Question

A disc is rolling without slipping on a surface. The radius of the disc is R. At t = 0, the top most point on the disc is A as shown in figure. When the disc completes half of its rotation, the displacement of point A from its initial position is

• A. \(2R\sqrt{1+4π^2}\)
• B. 2R
• C. \(R\sqrt{π^2+1}\)
• D. \(R\sqrt{π^2+4}\)

Hint:

For rolling motion without slipping, calculate displacement considering both horizontal and vertical components. The horizontal motion is determined by the arc length, and the vertical motion depends on the rolling geometry.

Answer 1

The Correct Option is D

To find the displacement of point A after the disc completes half of its rotation, we need to consider both the rotational and translational movements of the disc.

1. The disc is rolling without slipping, meaning the distance traveled by the center of the disc is equal to the arc length covered by the rolling.

   For half a rotation, the center of the disc moves a distance of half the circumference of the disc, calculated as: \(\pi R\).

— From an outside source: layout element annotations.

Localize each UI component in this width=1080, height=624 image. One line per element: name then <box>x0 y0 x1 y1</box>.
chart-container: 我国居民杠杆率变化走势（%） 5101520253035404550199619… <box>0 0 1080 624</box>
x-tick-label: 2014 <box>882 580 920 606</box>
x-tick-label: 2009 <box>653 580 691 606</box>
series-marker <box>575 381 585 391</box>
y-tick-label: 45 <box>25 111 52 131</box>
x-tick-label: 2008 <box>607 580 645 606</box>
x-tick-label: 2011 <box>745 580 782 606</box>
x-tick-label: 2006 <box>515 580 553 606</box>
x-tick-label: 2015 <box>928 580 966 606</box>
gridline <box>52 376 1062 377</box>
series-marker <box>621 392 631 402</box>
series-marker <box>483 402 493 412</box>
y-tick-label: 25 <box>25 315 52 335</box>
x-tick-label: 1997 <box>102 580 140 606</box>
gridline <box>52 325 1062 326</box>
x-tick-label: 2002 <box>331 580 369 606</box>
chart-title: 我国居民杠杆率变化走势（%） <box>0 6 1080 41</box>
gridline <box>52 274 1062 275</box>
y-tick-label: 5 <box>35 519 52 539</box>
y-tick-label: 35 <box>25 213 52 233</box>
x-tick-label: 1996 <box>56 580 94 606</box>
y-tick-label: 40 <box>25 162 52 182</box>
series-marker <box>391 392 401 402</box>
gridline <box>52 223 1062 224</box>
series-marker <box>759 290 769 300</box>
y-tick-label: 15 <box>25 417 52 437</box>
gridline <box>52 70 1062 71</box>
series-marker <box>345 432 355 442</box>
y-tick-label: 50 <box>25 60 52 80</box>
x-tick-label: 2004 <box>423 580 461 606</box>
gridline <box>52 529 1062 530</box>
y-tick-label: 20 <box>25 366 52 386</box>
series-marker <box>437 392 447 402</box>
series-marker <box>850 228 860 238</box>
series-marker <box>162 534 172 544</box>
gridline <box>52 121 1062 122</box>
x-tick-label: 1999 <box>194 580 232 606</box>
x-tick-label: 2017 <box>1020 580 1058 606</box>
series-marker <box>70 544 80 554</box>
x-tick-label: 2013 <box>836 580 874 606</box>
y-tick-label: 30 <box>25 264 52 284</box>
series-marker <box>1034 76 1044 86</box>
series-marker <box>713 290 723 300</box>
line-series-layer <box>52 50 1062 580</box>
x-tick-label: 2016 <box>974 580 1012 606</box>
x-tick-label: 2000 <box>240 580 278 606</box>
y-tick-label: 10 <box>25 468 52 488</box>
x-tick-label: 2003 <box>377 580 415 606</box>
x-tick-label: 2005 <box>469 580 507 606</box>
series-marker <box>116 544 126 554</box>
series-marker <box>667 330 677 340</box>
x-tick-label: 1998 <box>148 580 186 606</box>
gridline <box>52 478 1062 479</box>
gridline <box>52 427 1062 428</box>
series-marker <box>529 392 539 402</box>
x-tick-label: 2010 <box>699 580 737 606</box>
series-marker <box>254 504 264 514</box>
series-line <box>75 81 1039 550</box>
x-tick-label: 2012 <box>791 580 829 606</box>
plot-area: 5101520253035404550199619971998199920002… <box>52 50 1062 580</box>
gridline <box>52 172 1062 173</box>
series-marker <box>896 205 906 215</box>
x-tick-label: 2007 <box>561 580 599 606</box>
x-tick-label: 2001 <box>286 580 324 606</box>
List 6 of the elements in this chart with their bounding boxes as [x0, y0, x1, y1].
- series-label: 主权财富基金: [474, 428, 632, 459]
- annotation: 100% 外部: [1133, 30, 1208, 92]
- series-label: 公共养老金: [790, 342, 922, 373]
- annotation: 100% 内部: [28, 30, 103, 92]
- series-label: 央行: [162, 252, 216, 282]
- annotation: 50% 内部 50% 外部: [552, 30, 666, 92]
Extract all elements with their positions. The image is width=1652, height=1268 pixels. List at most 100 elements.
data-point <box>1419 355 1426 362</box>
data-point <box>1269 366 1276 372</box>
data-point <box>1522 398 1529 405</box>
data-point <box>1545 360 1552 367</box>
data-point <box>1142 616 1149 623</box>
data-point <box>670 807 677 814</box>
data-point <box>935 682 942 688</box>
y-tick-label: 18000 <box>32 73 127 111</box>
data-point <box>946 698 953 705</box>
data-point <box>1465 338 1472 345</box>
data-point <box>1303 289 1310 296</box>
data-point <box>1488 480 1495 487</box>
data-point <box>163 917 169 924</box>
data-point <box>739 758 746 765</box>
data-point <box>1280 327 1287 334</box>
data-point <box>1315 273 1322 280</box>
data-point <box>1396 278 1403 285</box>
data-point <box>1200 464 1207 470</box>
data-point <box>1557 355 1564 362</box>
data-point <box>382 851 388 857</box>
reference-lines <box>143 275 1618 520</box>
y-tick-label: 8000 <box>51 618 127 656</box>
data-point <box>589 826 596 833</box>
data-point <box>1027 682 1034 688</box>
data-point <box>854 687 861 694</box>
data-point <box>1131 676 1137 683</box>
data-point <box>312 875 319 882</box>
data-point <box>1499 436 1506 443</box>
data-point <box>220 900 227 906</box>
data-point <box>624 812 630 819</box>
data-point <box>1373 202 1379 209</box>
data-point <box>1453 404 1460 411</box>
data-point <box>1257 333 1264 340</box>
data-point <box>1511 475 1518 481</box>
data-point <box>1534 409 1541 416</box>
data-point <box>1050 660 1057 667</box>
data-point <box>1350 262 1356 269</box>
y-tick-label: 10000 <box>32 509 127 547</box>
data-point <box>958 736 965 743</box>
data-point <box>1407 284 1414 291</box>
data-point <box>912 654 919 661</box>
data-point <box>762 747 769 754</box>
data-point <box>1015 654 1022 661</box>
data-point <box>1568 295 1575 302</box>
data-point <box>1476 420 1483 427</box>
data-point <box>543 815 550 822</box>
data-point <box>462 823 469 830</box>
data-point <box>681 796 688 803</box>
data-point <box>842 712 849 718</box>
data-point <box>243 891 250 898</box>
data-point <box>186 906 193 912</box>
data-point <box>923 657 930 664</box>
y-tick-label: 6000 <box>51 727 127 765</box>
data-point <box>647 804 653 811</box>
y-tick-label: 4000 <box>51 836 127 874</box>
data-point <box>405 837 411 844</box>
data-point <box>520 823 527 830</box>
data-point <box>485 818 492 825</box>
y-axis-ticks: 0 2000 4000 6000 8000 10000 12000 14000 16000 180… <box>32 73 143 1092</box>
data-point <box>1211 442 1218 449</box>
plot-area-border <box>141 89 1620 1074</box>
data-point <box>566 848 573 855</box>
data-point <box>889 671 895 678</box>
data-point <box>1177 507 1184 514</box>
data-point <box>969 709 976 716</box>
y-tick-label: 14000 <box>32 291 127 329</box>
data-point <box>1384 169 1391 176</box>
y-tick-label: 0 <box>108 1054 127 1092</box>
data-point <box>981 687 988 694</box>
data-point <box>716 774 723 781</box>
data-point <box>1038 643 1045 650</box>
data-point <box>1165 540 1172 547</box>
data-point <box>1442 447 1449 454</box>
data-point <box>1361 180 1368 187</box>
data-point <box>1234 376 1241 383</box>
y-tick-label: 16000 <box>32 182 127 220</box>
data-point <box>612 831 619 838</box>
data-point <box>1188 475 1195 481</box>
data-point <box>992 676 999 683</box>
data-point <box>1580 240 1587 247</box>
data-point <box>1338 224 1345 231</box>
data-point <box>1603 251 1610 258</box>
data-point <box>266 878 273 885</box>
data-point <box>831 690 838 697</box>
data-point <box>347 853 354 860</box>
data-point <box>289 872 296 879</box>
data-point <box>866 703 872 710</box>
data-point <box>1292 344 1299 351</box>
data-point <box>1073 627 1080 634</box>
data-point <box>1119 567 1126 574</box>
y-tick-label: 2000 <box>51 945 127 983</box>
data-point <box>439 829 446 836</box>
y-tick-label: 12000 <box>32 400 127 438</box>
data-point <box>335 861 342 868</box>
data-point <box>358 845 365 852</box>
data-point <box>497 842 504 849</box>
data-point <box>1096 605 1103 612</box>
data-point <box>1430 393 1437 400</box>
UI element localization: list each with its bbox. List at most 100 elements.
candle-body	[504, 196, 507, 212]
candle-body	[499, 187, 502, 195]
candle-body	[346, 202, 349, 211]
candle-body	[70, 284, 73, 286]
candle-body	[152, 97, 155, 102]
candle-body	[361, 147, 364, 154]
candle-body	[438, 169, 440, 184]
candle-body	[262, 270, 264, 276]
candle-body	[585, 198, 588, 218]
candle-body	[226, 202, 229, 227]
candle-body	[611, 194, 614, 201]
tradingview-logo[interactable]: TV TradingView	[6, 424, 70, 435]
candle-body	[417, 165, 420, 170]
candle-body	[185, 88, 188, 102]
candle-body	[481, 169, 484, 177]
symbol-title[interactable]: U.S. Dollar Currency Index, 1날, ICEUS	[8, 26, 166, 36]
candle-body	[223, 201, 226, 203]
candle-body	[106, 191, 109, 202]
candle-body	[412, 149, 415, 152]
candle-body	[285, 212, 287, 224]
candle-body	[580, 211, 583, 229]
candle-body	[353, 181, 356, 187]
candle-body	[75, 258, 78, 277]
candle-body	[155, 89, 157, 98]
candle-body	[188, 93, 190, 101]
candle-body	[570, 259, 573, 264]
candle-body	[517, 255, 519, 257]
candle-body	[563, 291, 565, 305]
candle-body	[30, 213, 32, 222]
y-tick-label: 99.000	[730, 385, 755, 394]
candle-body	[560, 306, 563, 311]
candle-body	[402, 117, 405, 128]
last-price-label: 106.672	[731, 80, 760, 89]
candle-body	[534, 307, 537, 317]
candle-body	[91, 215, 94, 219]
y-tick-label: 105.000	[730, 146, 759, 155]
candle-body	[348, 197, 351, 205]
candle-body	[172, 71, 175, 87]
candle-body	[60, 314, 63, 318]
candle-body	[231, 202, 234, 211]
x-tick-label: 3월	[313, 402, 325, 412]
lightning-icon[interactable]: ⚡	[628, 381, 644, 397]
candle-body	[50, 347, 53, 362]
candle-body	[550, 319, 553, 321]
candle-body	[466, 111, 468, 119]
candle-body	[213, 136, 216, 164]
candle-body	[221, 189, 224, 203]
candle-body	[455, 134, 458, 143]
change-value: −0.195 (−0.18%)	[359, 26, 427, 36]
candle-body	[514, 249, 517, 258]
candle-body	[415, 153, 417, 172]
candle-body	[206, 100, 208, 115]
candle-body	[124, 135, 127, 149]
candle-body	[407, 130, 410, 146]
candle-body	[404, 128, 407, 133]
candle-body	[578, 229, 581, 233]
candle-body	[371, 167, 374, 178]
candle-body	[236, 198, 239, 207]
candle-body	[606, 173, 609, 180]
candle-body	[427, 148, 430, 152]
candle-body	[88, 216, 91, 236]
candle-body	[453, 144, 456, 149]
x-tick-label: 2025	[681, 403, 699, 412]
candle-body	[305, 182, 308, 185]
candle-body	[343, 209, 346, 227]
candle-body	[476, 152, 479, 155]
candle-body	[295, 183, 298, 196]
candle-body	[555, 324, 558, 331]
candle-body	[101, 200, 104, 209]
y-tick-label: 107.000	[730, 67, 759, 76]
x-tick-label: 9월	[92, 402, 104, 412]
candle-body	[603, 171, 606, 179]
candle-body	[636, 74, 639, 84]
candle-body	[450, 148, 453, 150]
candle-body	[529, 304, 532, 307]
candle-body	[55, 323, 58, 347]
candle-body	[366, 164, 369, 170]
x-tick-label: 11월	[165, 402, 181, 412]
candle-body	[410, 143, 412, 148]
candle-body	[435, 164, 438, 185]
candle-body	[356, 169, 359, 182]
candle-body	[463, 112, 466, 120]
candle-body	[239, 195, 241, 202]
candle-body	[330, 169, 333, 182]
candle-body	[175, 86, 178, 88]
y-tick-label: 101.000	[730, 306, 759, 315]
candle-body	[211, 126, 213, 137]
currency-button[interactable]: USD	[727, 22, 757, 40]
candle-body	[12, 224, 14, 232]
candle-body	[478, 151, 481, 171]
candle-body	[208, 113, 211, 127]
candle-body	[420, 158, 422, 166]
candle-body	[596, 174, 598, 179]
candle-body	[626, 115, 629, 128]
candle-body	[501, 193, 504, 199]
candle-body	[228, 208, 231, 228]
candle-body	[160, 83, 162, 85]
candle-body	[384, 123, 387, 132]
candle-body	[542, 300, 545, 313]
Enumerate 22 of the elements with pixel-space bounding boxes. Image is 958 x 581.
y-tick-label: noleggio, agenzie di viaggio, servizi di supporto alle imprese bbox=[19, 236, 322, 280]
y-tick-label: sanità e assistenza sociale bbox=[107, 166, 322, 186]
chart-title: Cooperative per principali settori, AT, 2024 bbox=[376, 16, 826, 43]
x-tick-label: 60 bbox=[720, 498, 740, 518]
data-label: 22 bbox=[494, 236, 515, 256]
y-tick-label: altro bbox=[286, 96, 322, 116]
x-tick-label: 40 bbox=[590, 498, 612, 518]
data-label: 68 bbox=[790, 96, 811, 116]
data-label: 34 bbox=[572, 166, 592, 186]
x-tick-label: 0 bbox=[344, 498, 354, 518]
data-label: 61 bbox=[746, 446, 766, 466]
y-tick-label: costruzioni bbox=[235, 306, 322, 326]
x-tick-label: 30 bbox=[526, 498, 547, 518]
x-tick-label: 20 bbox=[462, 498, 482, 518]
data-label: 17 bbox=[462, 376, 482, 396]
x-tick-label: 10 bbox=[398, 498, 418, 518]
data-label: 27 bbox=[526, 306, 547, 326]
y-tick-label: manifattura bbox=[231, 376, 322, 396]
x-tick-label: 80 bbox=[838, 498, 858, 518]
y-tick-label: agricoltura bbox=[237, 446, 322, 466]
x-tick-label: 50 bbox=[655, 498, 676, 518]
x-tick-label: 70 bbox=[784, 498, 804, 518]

2. Initially, the top point A is at a height of R above the horizontal line passing through the center. After half a rotation, it moves to the bottom position, which is R below the horizontal line through the center.

   Therefore, the vertical displacement of point A is 2R.

3. The horizontal displacement of point A is the same as the distance traveled by the center, \(\pi R\).

4. The overall displacement is given by the Pythagorean theorem:

   Displacement = \sqrt{(\pi R)^2 + (2R)^2} = R\sqrt{\pi^2 + 4}

5. The correct answer is R\sqrt{\pi^2 + 4}, which matches the given option.

This involves converting rotational movement into horizontal and vertical components to find the net displacement.